Il racconto (che comunque c’è ed è leggibile) mette in campo alcune idee di forte impatto come Guy che culla la sedia pensando al figlio perduto, la donna che esce da una pietra spaccata a colpi di martello, il finale con Henri che ferma la mano omicida mentre i francesi soccombono, ma è infarcito anche dei più ovvi stereotipi da teatro di ricerca (peccato perché anche qualche idea interessante così perde potenza) specie nei ballabili (coreografa dalla stessa Carrasco insieme a Massimiliano Volpini): le bambole, i secchi pieni d’acqua, le donne gravide, gli stupri… il tutto condito da urla che disturbano la musica (e che hanno scatenato le vivaci proteste a scena aperta).

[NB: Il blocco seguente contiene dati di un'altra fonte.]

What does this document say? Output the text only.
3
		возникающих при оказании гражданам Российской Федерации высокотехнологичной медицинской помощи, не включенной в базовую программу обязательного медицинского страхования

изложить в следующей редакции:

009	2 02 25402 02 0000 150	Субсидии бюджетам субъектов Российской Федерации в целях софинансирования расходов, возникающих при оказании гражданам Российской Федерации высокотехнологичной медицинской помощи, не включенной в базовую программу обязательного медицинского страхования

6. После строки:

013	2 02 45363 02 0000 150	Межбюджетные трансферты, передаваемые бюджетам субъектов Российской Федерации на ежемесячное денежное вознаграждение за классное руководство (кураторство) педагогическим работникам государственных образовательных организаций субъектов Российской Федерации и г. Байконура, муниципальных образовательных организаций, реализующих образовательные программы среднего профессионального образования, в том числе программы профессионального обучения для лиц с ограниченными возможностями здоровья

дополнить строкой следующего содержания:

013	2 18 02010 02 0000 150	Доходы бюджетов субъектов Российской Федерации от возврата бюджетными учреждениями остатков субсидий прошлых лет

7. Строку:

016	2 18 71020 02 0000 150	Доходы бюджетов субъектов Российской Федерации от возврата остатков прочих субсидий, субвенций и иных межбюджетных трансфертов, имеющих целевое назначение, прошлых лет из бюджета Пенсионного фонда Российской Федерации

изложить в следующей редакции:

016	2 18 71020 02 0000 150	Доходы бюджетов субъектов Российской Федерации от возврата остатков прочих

E anche il canto, specie nelle scene di massa, piene ed ipercinetiche, rischia di passare in secondo piano, perso, quello dei solisti, nella confusione che si crea in scena. La mano salda di Gatti (che canta, appassionato, dal podio) riesce sempre a rimettere al centro la musica e il canto che il direttore vuole misuratissimo, mai esteriormente fine a se stesso, in pianissimi che sono pura poesia, come nella grande scena del terzo atti di Monfort o nel duetto del quarto atto tra Hélène ed Henri. Interpreti scelti ad hoc (belcantisti, ma non solo) per questo nuovo Verdi, tutti perfetti nell’aderire a questo disegno, intensi e commoventi (e qualche difetto tecnico in tutto questo passa in secondo piano) nel restituire l’umanità dei personaggi. John Osborn è un Henri lirico e dolente, che insegue una felicità che la vita non gli può dare. Roberta Mantegna disegna con la sua voce dal timbro luminoso un’Hélène tormentata e in balia dei sentimenti e degli avvenimenti. Roberto Frontali  colora di sfumature malinconiche e crepuscolari Guy preferendo mettere in luce le fragilità dell’uomo piuttosto che le sinistre certezze del tiranno. Michele Pertusi mette il suo stile inconfondibile, elegante, ma che sa sporcarsi le mani con la vita, nel disegnare un Jean Procida incapace di perdono. Ottima la squadra che affianca i quattro protagonisti: Irida Dragoti (Ninetta), Saverio Fiore (Thibault), Francesco Pittari (Daniéli), Daniele Centra (Mainfroid), Alessio Verna (Robert), Dario Russo (Le sire de Bethune) e Andrii Ganchuk (Le comte Vaudemont). 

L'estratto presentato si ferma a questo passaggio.